UToHBT := fcata[HBTMap, UToHBTAlg]
HBTToU := fana[HBTMap, HBTToUCoalg]
In[1] := HBTToU[10]@"*"["*"["*"[5,3],2],"*"["*"[7,6],1]]
In[2] := TreeForm@UToHBT[{0,}]@%
Out[1] :=
  {1, {{1, {{1, {{0, 5}, {0, 3}}}, {0, 2}}}
      ,{1, {{1, {{0, 7}, {0, 6}}}, {0, 1}}}}}

Out[2] :=

A tree of fixed height

The isomorphism splits into two components. The branch case will be empty when the fiber is 0, so we must choose the leaf case. Otherwise, we are free to choose either case, which will both be isomorphic to ℕ.

NatToHBTF[0] := NatToNTimesNat[1]
NatToHBTF[n_]:= XSumsToYSums[{#&, NatToNatTuples[2]}]@*NatToNTimesNat[2]

HBTFToNat[0] := NTimesNatToNat[1]
HBTFToNat[n_]:= NTimesNatToNat[2]@*XSumsToYSums[{#&,NatTuplesToNat}]

NatToHBT[n_] := UToHBT[n]@*fana[HBTMap, NatToHBTF][n]
HBTToNat[n_] := fcata[HBTMap, HBTFToNat][n]@*HBTToU[n]

The functions will only give appropriate outputs when the heights are consistent with the fiber.

In[1] := HBTToNat[20]@"*"["*"["*"[5,3],2],"*"["*"[7,6],1]]
In[2] := NatToHBT[20]@%
Out[1] := 421550887143
Out[2] := "*"["*"["*"[5, 3], 2], "*"["*"[7, 6], 1]]
In[1] := Quiet@HBTToNat[2]@"*"["*"["*"[5,3],2],"*"["*"[7,6],1]]
In[2] := NatToHBT[2]@%
Out[1] := 117168207
Out[2] := "*"["*"[53, 28], "*"[56, 61]]

Final Thoughts

This basic recipe described can be attempted for any dependent type describable as an initial dialgebra, though such a project may not always be successful. By the nature of dependent types, generating an appropriate isomorphism over a fiber will be undecidable in general. For example, various logics over a notion of formula have semantics in terms of dependent types. They are dialgebras fibered over a type of formulas. The simply typed SK combinator calculus/positive implicational calculus, for instance, can be defined as

SK : WFF → Type
	k : ∀p q ∈ WFF .   SK (p ⇒(q⇒p))
	s : ∀p q r ∈ WFF . SK ((p⇒(q⇒r))⇒((p⇒q)⇒(p⇒r)))
	a : ∀p q ∈ WFF .   SK p → S K (p⇒q) → SK q

Leading to a definition as the initial dialgebra over

F(X)=(λp q.1,  λp q r.1,  λp q.X p*X (p⇒q))
G(X)=(λp q.X (p⇒(q⇒p)), λp q r.X ((p⇒(q⇒r))⇒((p⇒q)⇒(p⇒r))), λp q.X q)

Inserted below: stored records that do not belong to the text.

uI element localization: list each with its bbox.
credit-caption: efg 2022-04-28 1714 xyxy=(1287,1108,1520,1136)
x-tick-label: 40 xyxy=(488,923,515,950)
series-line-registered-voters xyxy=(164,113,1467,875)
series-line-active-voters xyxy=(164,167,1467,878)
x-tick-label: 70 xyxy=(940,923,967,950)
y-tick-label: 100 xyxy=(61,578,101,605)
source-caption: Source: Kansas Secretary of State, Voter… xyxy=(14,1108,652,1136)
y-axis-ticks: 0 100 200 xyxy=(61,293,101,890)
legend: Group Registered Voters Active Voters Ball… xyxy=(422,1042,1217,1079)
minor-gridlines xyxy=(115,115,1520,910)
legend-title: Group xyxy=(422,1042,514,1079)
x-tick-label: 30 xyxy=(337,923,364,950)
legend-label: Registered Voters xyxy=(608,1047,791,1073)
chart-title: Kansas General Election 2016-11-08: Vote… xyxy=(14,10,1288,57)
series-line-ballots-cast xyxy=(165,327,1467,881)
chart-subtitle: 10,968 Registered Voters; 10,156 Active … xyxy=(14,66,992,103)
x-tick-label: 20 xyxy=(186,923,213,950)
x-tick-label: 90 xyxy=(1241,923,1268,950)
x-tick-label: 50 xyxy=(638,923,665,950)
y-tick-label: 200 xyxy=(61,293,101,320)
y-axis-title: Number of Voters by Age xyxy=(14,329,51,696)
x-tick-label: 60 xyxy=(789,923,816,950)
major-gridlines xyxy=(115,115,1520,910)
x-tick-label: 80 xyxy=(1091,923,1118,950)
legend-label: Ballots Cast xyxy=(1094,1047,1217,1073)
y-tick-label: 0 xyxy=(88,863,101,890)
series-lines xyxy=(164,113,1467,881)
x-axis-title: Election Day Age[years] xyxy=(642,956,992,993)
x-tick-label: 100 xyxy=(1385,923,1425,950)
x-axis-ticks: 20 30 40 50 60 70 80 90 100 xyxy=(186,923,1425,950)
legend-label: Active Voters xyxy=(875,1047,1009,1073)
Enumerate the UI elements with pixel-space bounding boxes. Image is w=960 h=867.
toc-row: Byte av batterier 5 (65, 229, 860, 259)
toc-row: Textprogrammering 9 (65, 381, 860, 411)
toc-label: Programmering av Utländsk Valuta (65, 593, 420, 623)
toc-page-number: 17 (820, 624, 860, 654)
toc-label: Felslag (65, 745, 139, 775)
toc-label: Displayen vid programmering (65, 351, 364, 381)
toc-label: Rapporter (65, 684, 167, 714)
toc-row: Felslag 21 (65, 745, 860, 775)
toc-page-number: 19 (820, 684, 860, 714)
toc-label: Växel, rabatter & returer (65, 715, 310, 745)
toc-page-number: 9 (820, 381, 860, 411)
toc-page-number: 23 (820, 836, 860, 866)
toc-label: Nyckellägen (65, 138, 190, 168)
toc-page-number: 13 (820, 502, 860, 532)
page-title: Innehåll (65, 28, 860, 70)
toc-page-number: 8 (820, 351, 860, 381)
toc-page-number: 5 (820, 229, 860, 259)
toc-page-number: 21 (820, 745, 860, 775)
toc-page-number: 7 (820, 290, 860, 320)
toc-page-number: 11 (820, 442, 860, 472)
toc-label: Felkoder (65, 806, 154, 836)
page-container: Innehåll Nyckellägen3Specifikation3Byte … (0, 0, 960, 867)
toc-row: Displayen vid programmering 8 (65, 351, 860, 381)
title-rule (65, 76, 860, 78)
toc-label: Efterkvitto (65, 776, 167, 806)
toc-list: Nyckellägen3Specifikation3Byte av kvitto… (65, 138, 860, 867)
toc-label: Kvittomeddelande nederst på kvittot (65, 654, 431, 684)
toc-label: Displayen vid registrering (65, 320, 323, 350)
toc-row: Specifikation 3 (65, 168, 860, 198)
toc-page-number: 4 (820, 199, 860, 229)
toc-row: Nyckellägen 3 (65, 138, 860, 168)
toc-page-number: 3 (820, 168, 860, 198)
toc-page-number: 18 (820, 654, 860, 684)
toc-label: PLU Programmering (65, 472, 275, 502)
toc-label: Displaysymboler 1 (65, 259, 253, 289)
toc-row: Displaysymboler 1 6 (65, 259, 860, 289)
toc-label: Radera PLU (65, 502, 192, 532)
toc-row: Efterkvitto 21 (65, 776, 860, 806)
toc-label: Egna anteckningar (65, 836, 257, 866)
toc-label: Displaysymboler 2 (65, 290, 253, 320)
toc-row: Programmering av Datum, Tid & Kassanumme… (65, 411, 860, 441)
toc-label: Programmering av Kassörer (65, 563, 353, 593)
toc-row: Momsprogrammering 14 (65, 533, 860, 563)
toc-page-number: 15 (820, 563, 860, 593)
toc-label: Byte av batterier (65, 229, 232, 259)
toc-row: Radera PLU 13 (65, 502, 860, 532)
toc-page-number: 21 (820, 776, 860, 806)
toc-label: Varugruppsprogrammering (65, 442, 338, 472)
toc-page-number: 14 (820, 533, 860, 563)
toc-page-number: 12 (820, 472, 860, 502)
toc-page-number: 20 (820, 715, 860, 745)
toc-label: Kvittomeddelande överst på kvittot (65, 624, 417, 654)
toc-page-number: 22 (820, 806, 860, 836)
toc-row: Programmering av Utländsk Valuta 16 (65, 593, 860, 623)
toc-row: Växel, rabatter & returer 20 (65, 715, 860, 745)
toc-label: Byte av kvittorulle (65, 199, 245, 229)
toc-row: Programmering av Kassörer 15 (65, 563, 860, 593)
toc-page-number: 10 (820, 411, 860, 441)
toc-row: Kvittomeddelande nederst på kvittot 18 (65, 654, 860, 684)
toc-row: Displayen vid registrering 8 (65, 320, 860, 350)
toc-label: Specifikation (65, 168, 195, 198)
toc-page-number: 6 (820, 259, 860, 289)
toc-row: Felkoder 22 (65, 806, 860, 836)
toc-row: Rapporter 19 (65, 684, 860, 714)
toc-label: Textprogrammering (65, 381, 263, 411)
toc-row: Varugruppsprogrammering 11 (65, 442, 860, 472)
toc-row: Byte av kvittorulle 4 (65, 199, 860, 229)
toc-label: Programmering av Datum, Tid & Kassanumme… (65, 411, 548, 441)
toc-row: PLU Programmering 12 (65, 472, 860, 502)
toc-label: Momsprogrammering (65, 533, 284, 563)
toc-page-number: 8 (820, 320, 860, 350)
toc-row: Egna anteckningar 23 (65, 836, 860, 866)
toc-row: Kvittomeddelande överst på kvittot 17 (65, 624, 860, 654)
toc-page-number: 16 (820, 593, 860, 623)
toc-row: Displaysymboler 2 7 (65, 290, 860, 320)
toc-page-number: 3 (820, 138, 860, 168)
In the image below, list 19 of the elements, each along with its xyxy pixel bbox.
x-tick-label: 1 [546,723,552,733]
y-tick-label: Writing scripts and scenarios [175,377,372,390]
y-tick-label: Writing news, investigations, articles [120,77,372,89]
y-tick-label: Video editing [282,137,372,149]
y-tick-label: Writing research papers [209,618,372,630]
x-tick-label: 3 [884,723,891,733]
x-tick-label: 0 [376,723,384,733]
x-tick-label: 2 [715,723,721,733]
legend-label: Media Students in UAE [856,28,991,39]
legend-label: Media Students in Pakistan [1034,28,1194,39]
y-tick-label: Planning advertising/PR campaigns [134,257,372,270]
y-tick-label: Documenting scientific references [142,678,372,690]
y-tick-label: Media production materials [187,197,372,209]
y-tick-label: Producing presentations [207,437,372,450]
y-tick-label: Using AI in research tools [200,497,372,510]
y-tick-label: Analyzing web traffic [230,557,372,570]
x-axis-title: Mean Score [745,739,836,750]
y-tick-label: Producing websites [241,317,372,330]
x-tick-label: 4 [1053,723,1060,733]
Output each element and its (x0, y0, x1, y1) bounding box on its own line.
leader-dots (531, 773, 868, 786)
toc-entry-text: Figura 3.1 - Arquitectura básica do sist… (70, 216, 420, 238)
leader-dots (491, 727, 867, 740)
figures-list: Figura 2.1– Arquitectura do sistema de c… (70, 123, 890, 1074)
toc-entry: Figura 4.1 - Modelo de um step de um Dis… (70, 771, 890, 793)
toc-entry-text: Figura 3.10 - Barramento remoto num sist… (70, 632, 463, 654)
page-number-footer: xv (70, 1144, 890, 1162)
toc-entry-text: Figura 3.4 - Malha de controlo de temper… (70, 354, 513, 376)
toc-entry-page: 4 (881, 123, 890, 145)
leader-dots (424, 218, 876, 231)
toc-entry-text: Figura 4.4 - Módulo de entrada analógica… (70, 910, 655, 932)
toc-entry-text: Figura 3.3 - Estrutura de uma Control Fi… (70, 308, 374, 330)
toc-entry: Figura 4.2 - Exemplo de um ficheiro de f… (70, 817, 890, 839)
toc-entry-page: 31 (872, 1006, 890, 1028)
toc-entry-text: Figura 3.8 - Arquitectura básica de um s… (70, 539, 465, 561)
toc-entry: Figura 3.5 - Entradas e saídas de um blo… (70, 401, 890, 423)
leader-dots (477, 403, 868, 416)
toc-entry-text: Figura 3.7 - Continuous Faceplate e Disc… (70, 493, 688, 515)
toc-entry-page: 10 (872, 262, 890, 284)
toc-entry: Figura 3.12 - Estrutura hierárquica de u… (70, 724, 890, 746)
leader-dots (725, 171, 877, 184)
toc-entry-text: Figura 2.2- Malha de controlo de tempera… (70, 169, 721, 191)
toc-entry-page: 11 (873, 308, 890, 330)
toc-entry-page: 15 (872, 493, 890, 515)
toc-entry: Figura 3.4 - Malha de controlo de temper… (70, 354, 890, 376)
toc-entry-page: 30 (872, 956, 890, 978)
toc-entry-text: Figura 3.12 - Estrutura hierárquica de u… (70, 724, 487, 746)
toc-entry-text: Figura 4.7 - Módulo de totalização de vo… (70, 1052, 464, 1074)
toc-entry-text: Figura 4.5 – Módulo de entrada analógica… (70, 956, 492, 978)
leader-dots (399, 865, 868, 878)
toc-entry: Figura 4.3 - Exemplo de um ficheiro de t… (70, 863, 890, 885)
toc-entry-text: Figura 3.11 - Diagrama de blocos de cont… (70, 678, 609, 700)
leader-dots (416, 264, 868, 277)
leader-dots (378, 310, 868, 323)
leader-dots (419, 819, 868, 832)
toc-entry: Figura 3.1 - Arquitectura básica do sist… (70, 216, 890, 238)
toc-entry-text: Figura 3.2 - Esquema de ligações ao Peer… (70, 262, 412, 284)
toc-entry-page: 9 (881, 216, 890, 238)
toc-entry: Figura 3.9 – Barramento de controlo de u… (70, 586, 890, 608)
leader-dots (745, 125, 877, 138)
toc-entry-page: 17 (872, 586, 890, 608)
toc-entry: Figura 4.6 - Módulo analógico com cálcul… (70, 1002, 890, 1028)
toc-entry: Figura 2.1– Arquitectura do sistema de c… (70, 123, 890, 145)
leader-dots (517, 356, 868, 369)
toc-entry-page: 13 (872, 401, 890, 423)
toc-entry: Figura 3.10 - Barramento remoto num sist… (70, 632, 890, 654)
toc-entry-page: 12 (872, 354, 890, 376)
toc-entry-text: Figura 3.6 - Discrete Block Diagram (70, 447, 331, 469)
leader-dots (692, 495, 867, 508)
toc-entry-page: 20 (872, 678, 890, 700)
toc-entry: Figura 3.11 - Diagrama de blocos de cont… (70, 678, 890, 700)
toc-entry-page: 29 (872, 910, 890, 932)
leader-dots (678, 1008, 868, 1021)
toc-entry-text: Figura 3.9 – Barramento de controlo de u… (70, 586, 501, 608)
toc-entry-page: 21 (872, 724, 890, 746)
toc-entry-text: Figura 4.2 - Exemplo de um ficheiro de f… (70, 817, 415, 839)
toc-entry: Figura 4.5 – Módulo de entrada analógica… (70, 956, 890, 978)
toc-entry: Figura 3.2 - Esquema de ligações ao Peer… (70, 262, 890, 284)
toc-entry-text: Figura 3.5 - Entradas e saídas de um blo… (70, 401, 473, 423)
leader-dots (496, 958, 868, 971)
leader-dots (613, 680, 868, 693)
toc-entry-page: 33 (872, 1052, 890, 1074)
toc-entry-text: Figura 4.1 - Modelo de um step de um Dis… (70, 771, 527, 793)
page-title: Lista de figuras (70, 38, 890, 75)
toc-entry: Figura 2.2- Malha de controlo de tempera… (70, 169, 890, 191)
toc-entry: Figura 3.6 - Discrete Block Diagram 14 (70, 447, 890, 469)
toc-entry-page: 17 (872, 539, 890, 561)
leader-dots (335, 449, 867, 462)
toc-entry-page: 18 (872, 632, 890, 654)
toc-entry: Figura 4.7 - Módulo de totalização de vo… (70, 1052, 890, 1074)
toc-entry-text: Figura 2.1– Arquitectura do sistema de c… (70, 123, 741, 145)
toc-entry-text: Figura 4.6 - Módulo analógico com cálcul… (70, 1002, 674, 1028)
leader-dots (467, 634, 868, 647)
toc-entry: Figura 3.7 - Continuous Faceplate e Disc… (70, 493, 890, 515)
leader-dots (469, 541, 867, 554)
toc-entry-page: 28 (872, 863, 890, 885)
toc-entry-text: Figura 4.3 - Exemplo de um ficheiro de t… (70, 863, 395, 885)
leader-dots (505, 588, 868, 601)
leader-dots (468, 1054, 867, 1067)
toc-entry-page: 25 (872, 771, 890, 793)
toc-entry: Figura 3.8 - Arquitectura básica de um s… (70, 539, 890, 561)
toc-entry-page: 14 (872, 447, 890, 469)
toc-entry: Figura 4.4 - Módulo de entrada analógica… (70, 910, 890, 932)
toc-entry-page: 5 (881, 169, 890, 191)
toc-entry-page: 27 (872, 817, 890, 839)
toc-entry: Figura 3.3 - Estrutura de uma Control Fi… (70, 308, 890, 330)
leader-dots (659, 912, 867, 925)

In order to define a Gödel encoding for this type, one would need to define a type family, X w, over well-formed formulas which is isomorphic to SK w for any formula w. This, at the very least, requires deciding if the type defined by w is inhabited. Outside of sufficiently simple logics, this won’t be possible in general. Even when it is possible, formulating the dialgebra in a way that’s amenable to implementation can, itself, be highly nontrivial.

And that’s that. I think there might be a lot of stamp collecting moving forward, but this pretty thoroughly covers a vast swath of mathematical structures that one might care about. This also is a much neater way of encoding quantifiers than what’s usually done.